Despite having beaten Hoover three times in as many matchups ahead of Wednesday, including in Tuesday’s state tournament opener, Sissonville saw its season end at 20-6.
Coming off a 3-2 eight-inning loss to Oak Glen on Tuesday night, Sissonville got off to a slow start and was its own worst enemy early on.
The Indians committed two errors in the first inning, while pitcher Madison Legg walked two batters and hit another as her team fell behind 3-0.
“In that first inning, we got a little rattled and had a few bobbled balls,” Sissonville coach Travis Hill said. “I won the coin flip and maybe I should have been the visitor and tried to take the tone of the game first. But if ifs and buts were candy and nuts, we’d all have a Merry Christmas, wouldn’t we?”
Sydney Shamblin’s two-run single was the Huskies’ only hit of the first inning, but highlighted the three-run frame.
When the Indians came to bat, they started with consecutive singles against Grayson Buckner, but never got leadoff hitter Emma Meade to third base.
Legg held the Huskies scoreless in the second and third innings, before Hoover began to blow it open in the fourth thanks to RBI singles from Brooklyn Huffman and Cortney Fizer.

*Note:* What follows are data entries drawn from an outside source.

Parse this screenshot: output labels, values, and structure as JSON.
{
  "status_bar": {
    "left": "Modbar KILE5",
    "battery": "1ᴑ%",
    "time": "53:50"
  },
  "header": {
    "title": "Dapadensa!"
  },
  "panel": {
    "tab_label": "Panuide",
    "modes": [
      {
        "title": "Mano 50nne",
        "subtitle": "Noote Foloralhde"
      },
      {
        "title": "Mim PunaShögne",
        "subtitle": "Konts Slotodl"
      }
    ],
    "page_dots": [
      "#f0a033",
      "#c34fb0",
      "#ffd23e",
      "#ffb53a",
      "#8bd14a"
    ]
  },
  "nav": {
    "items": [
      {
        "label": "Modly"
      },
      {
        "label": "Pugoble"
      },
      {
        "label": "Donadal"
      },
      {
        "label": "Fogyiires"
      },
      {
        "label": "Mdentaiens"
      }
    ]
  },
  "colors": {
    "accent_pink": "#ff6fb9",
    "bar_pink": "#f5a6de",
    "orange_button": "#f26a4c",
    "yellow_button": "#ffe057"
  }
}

“The fact that they had the late game last night and (Legg) pitched fourteen innings yesterday, our game plan today was to make her throw pitches and hope that the longer she pitched, the more tired she would get,” Smith said. “It is hot and we thought if we made her throw pitches, she’d throw pitches we could get a hold of and that’s what happened.”
Huffman’s two-out, two-run triple in the fifth upped Hoover’s lead to 7-0.
“They outplayed us today and outhit us,” Hill said. “We’ve seen Grayson Buckner four times and they’ve seen Madison Legg four times. It is what it is.”
The Huskies added three more runs on four hits in the sixth to take a 10-run lead, with Shamblin providing a run-scoring single for her fourth hit of the contest. Shamblin, the Huskies’ No. 7 hitter, finished 4-for-4 with three runs driven in and two scored.
“She’s been big for us this whole postseason,” Smith said. “Against Lincoln in the regional and all through the sectional, she got big hits when we needed them. I like our lineup one through nine and it’s produced throughout the postseason. It puts pressure on the defense when they can’t relax when they see (hitters) seven, eight and nine.”
Huffman and Fizer added two hits apiece, while Huffman had three RBIs from the leadoff spot.
Buckner, meanwhile, allowed three hits among the first five hitters she faced, before retiring 13 straight. She finished with two strikeouts and four hits allowed over six scoreless innings.
“She was able to get ahead in the counts and use her off speed,” Smith said. “Her curve ball and change-up lay on a similar plane and they’re harder to time up, which allows those weak ground balls.”
Legg, who tossed 14 of the 15 innings Sissonville played Tuesday, was tagged for 10 runs on 12 hits in six innings.